GLENWOOD SPRINGS, Colorado - As Mike Mills dropped to the muddy field at Stubler Memorial Field, the football cradled in his arms, myriad thoughts raced through the junior defensive back's mind.
One stood above the rest, though.
"I knew we were going to state now," said Mills, who ran out the clock on a 25-6 win over Canon City in Saturday's 3A state semifinal with an interception. "Nothing can stop us now."
That's right. For the second time in three years, Glenwood Springs is bound for the Class 3A football state championship game. The second-seeded Demons, who won it all back in 2008, will face top-seeded Elizabeth (13-0) at Legacy Stadium in Aurora next Saturday.
"It feels great," junior Cam Avery said. "We're in the state championship. I'm so excited. We're doing it for each other. It's awesome."
On a muddy, mostly brown field in Glenwood Springs, the Demons (12-1) overcame mistakes and put up a flurry of points late to hold off the sixth-seeded Tigers.
Fourth-quarter touchdown runs by quarterback Luke Jacob delivered Glenwood an insurmountable advantage after a tense turn of events in the third quarter.
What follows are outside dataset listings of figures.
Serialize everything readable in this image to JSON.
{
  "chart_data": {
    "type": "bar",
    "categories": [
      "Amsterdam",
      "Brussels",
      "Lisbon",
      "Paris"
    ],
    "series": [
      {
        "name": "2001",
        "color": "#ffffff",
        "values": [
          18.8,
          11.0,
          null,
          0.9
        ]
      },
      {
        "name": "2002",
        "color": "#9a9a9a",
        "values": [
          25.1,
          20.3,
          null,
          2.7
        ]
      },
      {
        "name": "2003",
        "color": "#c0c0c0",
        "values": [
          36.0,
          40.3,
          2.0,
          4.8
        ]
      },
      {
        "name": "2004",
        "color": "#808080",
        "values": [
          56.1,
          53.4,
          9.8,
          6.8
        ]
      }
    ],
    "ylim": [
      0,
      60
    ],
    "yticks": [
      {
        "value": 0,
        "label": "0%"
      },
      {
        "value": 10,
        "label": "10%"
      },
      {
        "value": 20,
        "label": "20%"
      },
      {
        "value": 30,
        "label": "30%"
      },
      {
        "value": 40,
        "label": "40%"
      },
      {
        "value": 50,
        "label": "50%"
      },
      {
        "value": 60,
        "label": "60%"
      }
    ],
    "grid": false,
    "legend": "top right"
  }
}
The Demons took a 12-0 lead on a pair of rushing scores by Drew Halsch - the second coming in the third quarter, but a fourth-down TD pass by Canon City's Max Javernick turned the tide with 3 minutes, 17 seconds left in the third.
Scrambling to his left on fourth-and-19 from the Glenwood 20-yard line, Javernick somehow escaped sacks by two hard-charging Demons and launched a strike to the corner of the end zone, where Matt Schwindt hauled in a 20-yard TD pass.
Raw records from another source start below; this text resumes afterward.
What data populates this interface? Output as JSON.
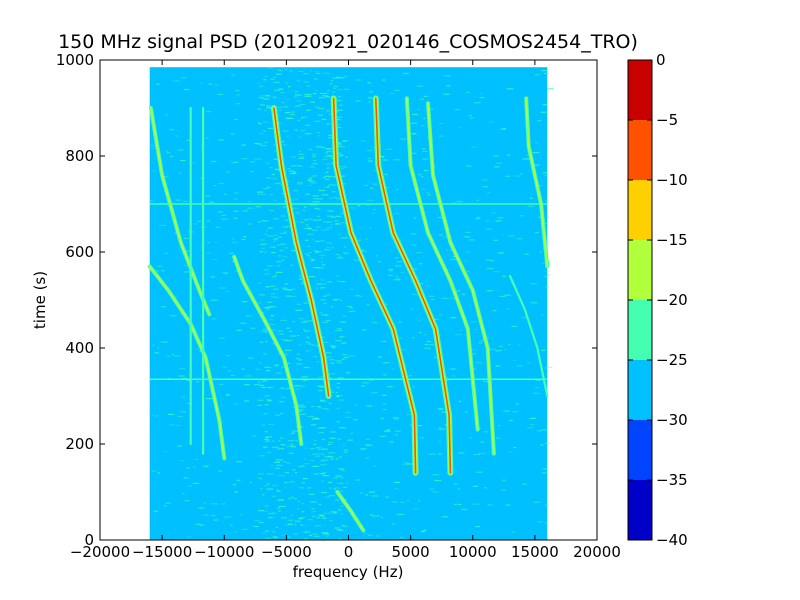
{
  "chart_data": {
    "type": "heatmap",
    "title": "150 MHz signal PSD (20120921_020146_COSMOS2454_TRO)",
    "xlabel": "frequency (Hz)",
    "ylabel": "time (s)",
    "xlim": [
      -20000,
      20000
    ],
    "ylim": [
      0,
      1000
    ],
    "data_extent": {
      "x": [
        -16000,
        16000
      ],
      "y": [
        0,
        985
      ]
    },
    "x_ticks": [
      -20000,
      -15000,
      -10000,
      -5000,
      0,
      5000,
      10000,
      15000,
      20000
    ],
    "y_ticks": [
      0,
      200,
      400,
      600,
      800,
      1000
    ],
    "x_tick_labels": [
      "−20000",
      "−15000",
      "−10000",
      "−5000",
      "0",
      "5000",
      "10000",
      "15000",
      "20000"
    ],
    "y_tick_labels": [
      "0",
      "200",
      "400",
      "600",
      "800",
      "1000"
    ],
    "colorbar": {
      "range": [
        -40,
        0
      ],
      "ticks": [
        0,
        -5,
        -10,
        -15,
        -20,
        -25,
        -30,
        -35,
        -40
      ],
      "tick_labels": [
        "0",
        "−5",
        "−10",
        "−15",
        "−20",
        "−25",
        "−30",
        "−35",
        "−40"
      ],
      "levels": [
        {
          "from": -40,
          "to": -35,
          "color": "#0000c8"
        },
        {
          "from": -35,
          "to": -30,
          "color": "#0044ff"
        },
        {
          "from": -30,
          "to": -25,
          "color": "#00c0ff"
        },
        {
          "from": -25,
          "to": -20,
          "color": "#44ffb0"
        },
        {
          "from": -20,
          "to": -15,
          "color": "#b2ff3c"
        },
        {
          "from": -15,
          "to": -10,
          "color": "#ffd000"
        },
        {
          "from": -10,
          "to": -5,
          "color": "#ff5200"
        },
        {
          "from": -5,
          "to": 0,
          "color": "#c80000"
        }
      ]
    },
    "background_level_color": "#00c0ff",
    "noise_level_color": "#44ffb0",
    "horizontal_lines": [
      {
        "y": 700,
        "color": "#44ffb0"
      },
      {
        "y": 335,
        "color": "#44ffb0"
      }
    ],
    "doppler_traces": [
      {
        "x": [
          -15900,
          -15000,
          -13500,
          -12000,
          -11200
        ],
        "y": [
          900,
          760,
          620,
          520,
          470
        ],
        "strength": "moderate"
      },
      {
        "x": [
          -16000,
          -14500,
          -12700,
          -11500,
          -10400,
          -10000
        ],
        "y": [
          570,
          520,
          450,
          380,
          250,
          170
        ],
        "strength": "moderate"
      },
      {
        "x": [
          -9200,
          -8500,
          -6800,
          -5200,
          -4200,
          -3800
        ],
        "y": [
          590,
          540,
          460,
          380,
          280,
          200
        ],
        "strength": "moderate"
      },
      {
        "x": [
          -6000,
          -5400,
          -4200,
          -3000,
          -2000,
          -1600
        ],
        "y": [
          900,
          780,
          620,
          500,
          380,
          300
        ],
        "strength": "strong"
      },
      {
        "x": [
          -1200,
          -1000,
          200,
          1800,
          3600,
          5300,
          5400
        ],
        "y": [
          920,
          780,
          640,
          540,
          440,
          260,
          140
        ],
        "strength": "strong"
      },
      {
        "x": [
          2200,
          2400,
          3600,
          5400,
          7000,
          8100,
          8200
        ],
        "y": [
          920,
          780,
          640,
          540,
          440,
          260,
          140
        ],
        "strength": "strong"
      },
      {
        "x": [
          4700,
          5000,
          6400,
          8200,
          9600,
          10400
        ],
        "y": [
          920,
          780,
          640,
          540,
          440,
          230
        ],
        "strength": "moderate"
      },
      {
        "x": [
          6400,
          6800,
          8200,
          10000,
          11200,
          11700
        ],
        "y": [
          910,
          760,
          620,
          520,
          400,
          180
        ],
        "strength": "moderate"
      },
      {
        "x": [
          14300,
          14500,
          15500,
          16000
        ],
        "y": [
          920,
          820,
          700,
          570
        ],
        "strength": "moderate"
      },
      {
        "x": [
          13000,
          14200,
          15200,
          16000
        ],
        "y": [
          550,
          480,
          400,
          300
        ],
        "strength": "weak"
      },
      {
        "x": [
          -12700,
          -12700
        ],
        "y": [
          900,
          200
        ],
        "strength": "weak"
      },
      {
        "x": [
          -11700,
          -11700
        ],
        "y": [
          900,
          180
        ],
        "strength": "weak"
      },
      {
        "x": [
          -900,
          200,
          1200
        ],
        "y": [
          100,
          60,
          20
        ],
        "strength": "moderate"
      }
    ]
  }
}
A botched snap on the extra-point try - a common occurrence with the day's wretched field conditions - followed and, all of a sudden, the Tigers had cut their deficit to 12-6.
"I thought we were gaining momentum," Javernick said.
But the Demons had an answer. They had an answer for just about everything Canon City threw at them.
A 17-play, 79-yard scoring drive that ate 7:45 of clock followed. Jacob, who finished with a game-best 201 yards on 33 carries, capped the march with a 7-yard TD scramble.
Glenwood's defense followed up by forcing a turnover on downs and then Jacob found the end zone again with 1:32 remaining - this time from 30 yards out.
Jacob, who threw an interception and a lost a fumble earlier in the day, more than redeemed himself down the stretch. And he did it on a slick and unforgiving field.
"Out in Colorado, we're always playing in the mud," said Jacob, whose pants, jersey and skin were caked in, well, mud. "We wanted to do everything. We didn't want to let the weather affect us in any way. We wanted to run, and pass, too. We didn't pass quite as well as we hoped, but the running game picked us up."
The senior quarterback completed just 3 of 11 passes for 58 yards. One of those three completions - a 38-yard strike to a diving Avery - sparked a scoring drive on the Demons' first possession in the third quarter.
Up 12-0, Glenwood had a buffer with which to work the rest of the way. A stingy defense and a ball-control offense took care of the rest.
Like Jacob, Halsch had a lot to do with that ball-control approach. The senior back finished with 119 yards on 23 carries. His TD runs measured 7 and 3 yards.
"We controlled the ball," Demons head coach Rocky Whitworth said. "We controlled the clock. Good things would happen when bad things would happen to us. Even with our turnovers, we seemed to hang in there. The defense played great. We were able to control the ball, which is a crucial thing in this ice rink mud bowl."
Whitworth's Demons turned the ball over three times - their first three giveaways of the postseason. But, like Whitworth said, good things almost always followed.
After Jacob threw an interception in the second quarter, Glenwood got it right back by forcing a turnover on downs. Jacob fumbled on the Demons' next possession, but Mills followed with his first of two interceptions on the afternoon.
Glenwood wasn't as lucky when a third-quarter fumble by Halsch set up Canon City's lone scoring drive.
"I think we missed opportunities a number of times today," Tigers head coach Chris Coppa said. "We certainly did miss our chances. We got some turnovers there early in the game. We just couldn't capitalize offensively."
Javernick finished up with 119 yards and three interceptions on 6-of-22 passing for Canon City, which saw a 9-4 campaign come to a halt. Schwindt hauled in four passes for 91 yards.
"This is a special group of kids," Coppa said. "There are only four other teams in the history of Canon City football that have gone farther than these guys. It's a tremendous accomplishment by these guys."